When I use this index then it works:

CREATE INDEX `def_type_modified` ON `data`(`type`,array_max(array [ifmissingornull((`u`.`modified`), (`u`.`created`)), ifmissingornull((`u`.`modifiedby`), (`u`.`createdby`))] 
for `u` in to_array(ifmissingornull((`revisioninfo`.`updates`), `revisioninfo`)) end) DESC,(`revisioninfo`.`modifiedcount`)) 
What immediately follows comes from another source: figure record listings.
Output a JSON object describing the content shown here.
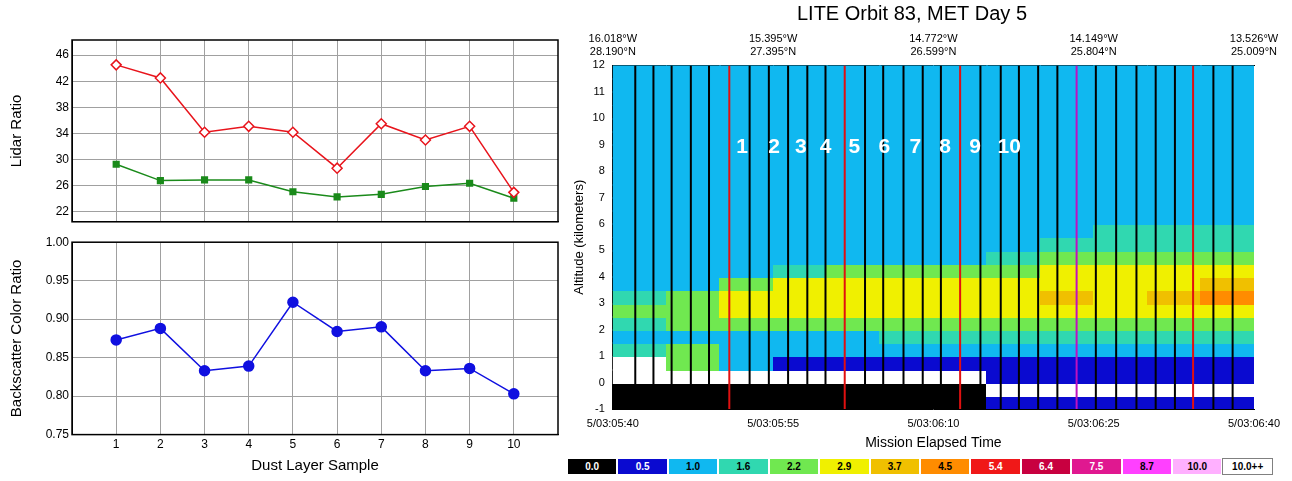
{
  "chart_data": [
    {
      "type": "line",
      "ylabel": "Lidar Ratio",
      "x": [
        1,
        2,
        3,
        4,
        5,
        6,
        7,
        8,
        9,
        10
      ],
      "xlim": [
        0,
        11
      ],
      "xticks": [
        1,
        2,
        3,
        4,
        5,
        6,
        7,
        8,
        9,
        10
      ],
      "ylim": [
        20.5,
        48.3
      ],
      "yticks": [
        22,
        26,
        30,
        34,
        38,
        42,
        46
      ],
      "grid": true,
      "tick_labels": "y",
      "series": [
        {
          "color": "#e8141c",
          "marker": "diamond_open",
          "values": [
            44.5,
            42.5,
            34.2,
            35.1,
            34.2,
            28.7,
            35.5,
            33.0,
            35.1,
            25.0
          ]
        },
        {
          "color": "#1a8a1a",
          "marker": "square",
          "values": [
            29.3,
            26.8,
            26.9,
            26.9,
            25.1,
            24.3,
            24.7,
            25.9,
            26.4,
            24.1
          ]
        }
      ]
    },
    {
      "type": "line",
      "xlabel": "Dust Layer Sample",
      "ylabel": "Backscatter Color Ratio",
      "x": [
        1,
        2,
        3,
        4,
        5,
        6,
        7,
        8,
        9,
        10
      ],
      "xlim": [
        0,
        11
      ],
      "xticks": [
        1,
        2,
        3,
        4,
        5,
        6,
        7,
        8,
        9,
        10
      ],
      "ylim": [
        0.75,
        1.0
      ],
      "yticks": [
        0.75,
        {
          "value": 0.8,
          "label": "0.80"
        },
        0.85,
        {
          "value": 0.9,
          "label": "0.90"
        },
        0.95,
        {
          "value": 1.0,
          "label": "1.00"
        }
      ],
      "grid": true,
      "series": [
        {
          "color": "#1010e0",
          "marker": "circle",
          "values": [
            0.873,
            0.888,
            0.833,
            0.839,
            0.922,
            0.884,
            0.89,
            0.833,
            0.836,
            0.803
          ]
        }
      ]
    },
    {
      "type": "heatmap",
      "title": "LITE Orbit 83, MET Day 5",
      "xlabel": "Mission Elapsed Time",
      "ylabel": "Altitude (kilometers)",
      "xlim": [
        11140,
        11200
      ],
      "xticks": [
        {
          "value": 11140,
          "label": "5/03:05:40"
        },
        {
          "value": 11155,
          "label": "5/03:05:55"
        },
        {
          "value": 11170,
          "label": "5/03:06:10"
        },
        {
          "value": 11185,
          "label": "5/03:06:25"
        },
        {
          "value": 11200,
          "label": "5/03:06:40"
        }
      ],
      "x2lim": [
        11140,
        11200
      ],
      "x2ticks": [
        {
          "value": 11140,
          "label": "16.018°W\n28.190°N"
        },
        {
          "value": 11155,
          "label": "15.395°W\n27.395°N"
        },
        {
          "value": 11170,
          "label": "14.772°W\n26.599°N"
        },
        {
          "value": 11185,
          "label": "14.149°W\n25.804°N"
        },
        {
          "value": 11200,
          "label": "13.526°W\n25.009°N"
        }
      ],
      "ylim": [
        -1,
        12
      ],
      "yticks": [
        -1,
        0,
        1,
        2,
        3,
        4,
        5,
        6,
        7,
        8,
        9,
        10,
        11,
        12
      ],
      "grid": false,
      "cells": {
        "x_edges": [
          11140,
          11145,
          11150,
          11155,
          11160,
          11165,
          11170,
          11175,
          11180,
          11185,
          11190,
          11195,
          11200
        ],
        "y_edges": [
          -1,
          -0.5,
          0,
          0.5,
          1,
          1.5,
          2,
          2.5,
          3,
          3.5,
          4,
          4.5,
          5,
          5.5,
          6,
          6.5,
          7,
          7.5,
          8,
          8.5,
          9,
          9.5,
          10,
          10.5,
          11,
          11.5,
          12
        ],
        "values": [
          [
            0.2,
            0.2,
            0.2,
            0.2,
            0.2,
            0.2,
            0.2,
            0.7,
            0.7,
            0.7,
            0.7,
            0.7
          ],
          [
            0.2,
            0.2,
            0.2,
            0.2,
            0.2,
            0.2,
            0.2,
            10.5,
            10.5,
            10.5,
            10.5,
            10.5
          ],
          [
            10.5,
            10.5,
            10.5,
            10.5,
            10.5,
            10.5,
            10.5,
            0.8,
            0.8,
            0.8,
            0.8,
            0.8
          ],
          [
            10.5,
            2.5,
            1.2,
            0.8,
            0.8,
            0.8,
            0.8,
            0.9,
            0.9,
            0.9,
            0.9,
            0.9
          ],
          [
            2.0,
            2.4,
            1.2,
            1.2,
            1.2,
            1.2,
            1.2,
            1.2,
            1.2,
            1.2,
            1.2,
            1.2
          ],
          [
            1.3,
            1.4,
            1.3,
            1.3,
            1.4,
            1.8,
            1.8,
            1.9,
            1.8,
            1.8,
            1.9,
            1.8
          ],
          [
            1.8,
            2.3,
            2.6,
            2.6,
            2.5,
            2.5,
            2.4,
            2.5,
            2.6,
            2.5,
            2.6,
            2.5
          ],
          [
            2.3,
            2.6,
            3.0,
            3.1,
            3.2,
            3.0,
            3.1,
            3.2,
            3.3,
            3.2,
            3.4,
            3.5
          ],
          [
            1.7,
            2.4,
            3.1,
            3.3,
            3.4,
            3.3,
            3.4,
            3.6,
            3.8,
            3.5,
            3.8,
            4.6
          ],
          [
            1.2,
            1.5,
            2.4,
            3.0,
            3.1,
            3.2,
            3.3,
            3.5,
            3.6,
            3.4,
            3.7,
            4.5
          ],
          [
            1.2,
            1.2,
            1.4,
            1.8,
            2.4,
            2.6,
            2.5,
            2.9,
            3.2,
            3.0,
            3.3,
            3.4
          ],
          [
            1.2,
            1.2,
            1.2,
            1.2,
            1.2,
            1.5,
            1.6,
            1.8,
            2.3,
            2.4,
            2.6,
            2.7
          ],
          [
            1.2,
            1.2,
            1.2,
            1.2,
            1.2,
            1.2,
            1.2,
            1.4,
            1.7,
            1.8,
            1.9,
            2.0
          ],
          [
            1.2,
            1.2,
            1.2,
            1.2,
            1.2,
            1.2,
            1.2,
            1.2,
            1.4,
            1.7,
            1.7,
            1.8
          ],
          [
            1.2,
            1.2,
            1.2,
            1.2,
            1.2,
            1.2,
            1.2,
            1.2,
            1.2,
            1.2,
            1.5,
            1.5
          ],
          [
            1.2,
            1.2,
            1.2,
            1.2,
            1.2,
            1.2,
            1.2,
            1.2,
            1.2,
            1.2,
            1.2,
            1.2
          ],
          [
            1.2,
            1.2,
            1.2,
            1.2,
            1.2,
            1.2,
            1.2,
            1.2,
            1.2,
            1.2,
            1.2,
            1.2
          ],
          [
            1.2,
            1.2,
            1.2,
            1.2,
            1.2,
            1.2,
            1.2,
            1.2,
            1.2,
            1.2,
            1.2,
            1.2
          ],
          [
            1.2,
            1.2,
            1.2,
            1.2,
            1.2,
            1.2,
            1.2,
            1.2,
            1.2,
            1.2,
            1.2,
            1.2
          ],
          [
            1.2,
            1.2,
            1.2,
            1.2,
            1.2,
            1.2,
            1.2,
            1.2,
            1.2,
            1.2,
            1.2,
            1.2
          ],
          [
            1.2,
            1.2,
            1.2,
            1.2,
            1.2,
            1.2,
            1.2,
            1.2,
            1.2,
            1.2,
            1.2,
            1.2
          ],
          [
            1.2,
            1.2,
            1.2,
            1.2,
            1.2,
            1.2,
            1.2,
            1.2,
            1.2,
            1.2,
            1.2,
            1.2
          ],
          [
            1.2,
            1.2,
            1.2,
            1.2,
            1.2,
            1.2,
            1.2,
            1.2,
            1.2,
            1.2,
            1.2,
            1.2
          ],
          [
            1.2,
            1.2,
            1.2,
            1.2,
            1.2,
            1.2,
            1.2,
            1.2,
            1.2,
            1.2,
            1.2,
            1.2
          ],
          [
            1.2,
            1.2,
            1.2,
            1.2,
            1.2,
            1.2,
            1.2,
            1.2,
            1.2,
            1.2,
            1.2,
            1.2
          ],
          [
            1.2,
            1.2,
            1.2,
            1.2,
            1.2,
            1.2,
            1.2,
            1.2,
            1.2,
            1.2,
            1.2,
            1.2
          ]
        ]
      },
      "colorbar": {
        "ticks": [
          {
            "value": 0,
            "label": "0.0"
          },
          0.5,
          {
            "value": 1,
            "label": "1.0"
          },
          1.6,
          2.2,
          2.9,
          3.7,
          4.5,
          5.4,
          6.4,
          7.5,
          8.7,
          {
            "value": 10,
            "label": "10.0"
          },
          {
            "value": 10,
            "label": "10.0++"
          }
        ],
        "colors": [
          "#000000",
          "#0a0ad0",
          "#10b8f0",
          "#30d8b0",
          "#70e850",
          "#f0f000",
          "#f0c000",
          "#ff8c00",
          "#f01818",
          "#c80040",
          "#e01890",
          "#ff40ff",
          "#ffb0ff",
          "#ffffff"
        ]
      },
      "profile_lines": {
        "x": [
          11142.1,
          11143.8,
          11145.5,
          11147.3,
          11149.0,
          11150.9,
          11152.8,
          11154.6,
          11156.4,
          11158.2,
          11159.9,
          11161.7,
          11163.6,
          11165.3,
          11167.2,
          11169.0,
          11170.7,
          11172.5,
          11174.4,
          11176.3,
          11178.0,
          11179.8,
          11181.6,
          11183.4,
          11185.2,
          11187.1,
          11189.0,
          11190.8,
          11192.6,
          11194.3,
          11196.2,
          11198.0
        ],
        "colors": [
          "#000000",
          "#000000",
          "#000000",
          "#000000",
          "#000000",
          "#e01010",
          "#000000",
          "#000000",
          "#000000",
          "#000000",
          "#000000",
          "#e01010",
          "#000000",
          "#000000",
          "#000000",
          "#000000",
          "#000000",
          "#e01010",
          "#000000",
          "#000000",
          "#000000",
          "#000000",
          "#000000",
          "#c010c0",
          "#000000",
          "#000000",
          "#000000",
          "#000000",
          "#000000",
          "#e01010",
          "#000000",
          "#000000"
        ]
      },
      "annotations": [
        {
          "text": "1",
          "x": 11152.1,
          "y": 8.9
        },
        {
          "text": "2",
          "x": 11155.1,
          "y": 8.9
        },
        {
          "text": "3",
          "x": 11157.6,
          "y": 8.9
        },
        {
          "text": "4",
          "x": 11159.9,
          "y": 8.9
        },
        {
          "text": "5",
          "x": 11162.6,
          "y": 8.9
        },
        {
          "text": "6",
          "x": 11165.4,
          "y": 8.9
        },
        {
          "text": "7",
          "x": 11168.3,
          "y": 8.9
        },
        {
          "text": "8",
          "x": 11171.1,
          "y": 8.9
        },
        {
          "text": "9",
          "x": 11173.9,
          "y": 8.9
        },
        {
          "text": "10",
          "x": 11177.1,
          "y": 8.9
        }
      ]
    }
  ]
}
However, if I try to “tune” this index by not including those 230K entries that I know for sure I would never query:

CREATE INDEX `def_type_modified` ON `data`(`type`,array_max(array [ifmissingornull((`u`.`modified`), (`u`.`created`)), ifmissingornull((`u`.`modifiedby`), (`u`.`createdby`))] 
for `u` in to_array(ifmissingornull((`revisioninfo`.`updates`), `revisioninfo`)) end) DESC,(`revisioninfo`.`modifiedcount`)) 
WHERE (not (`type` = "ActivityLog")) 

… then it won’t use that index any more! And I still have the type field in my query. So how can this be? Based on what you mentioned then I would have thought that should work Ok - but just have a much smaller index to check to find the result…

So I guess that perhaps it comes down to whether one should try (and can?) limit entries in an index for better performance like I try here by excluding a certain document type (the type “ActivityLog”)?

  • You specify USE INDEX clause if you need specific index to use.
  • Index Selection is based on query predicate only When there are multiple indexes can be used and query is not covered it will pick random index. provide hint through USE INDEX.
  • If you don’t want include documents in the index you must create partial index. To use that index you must specify the index condition in query predicate.

Ok, thanks for clarifying this.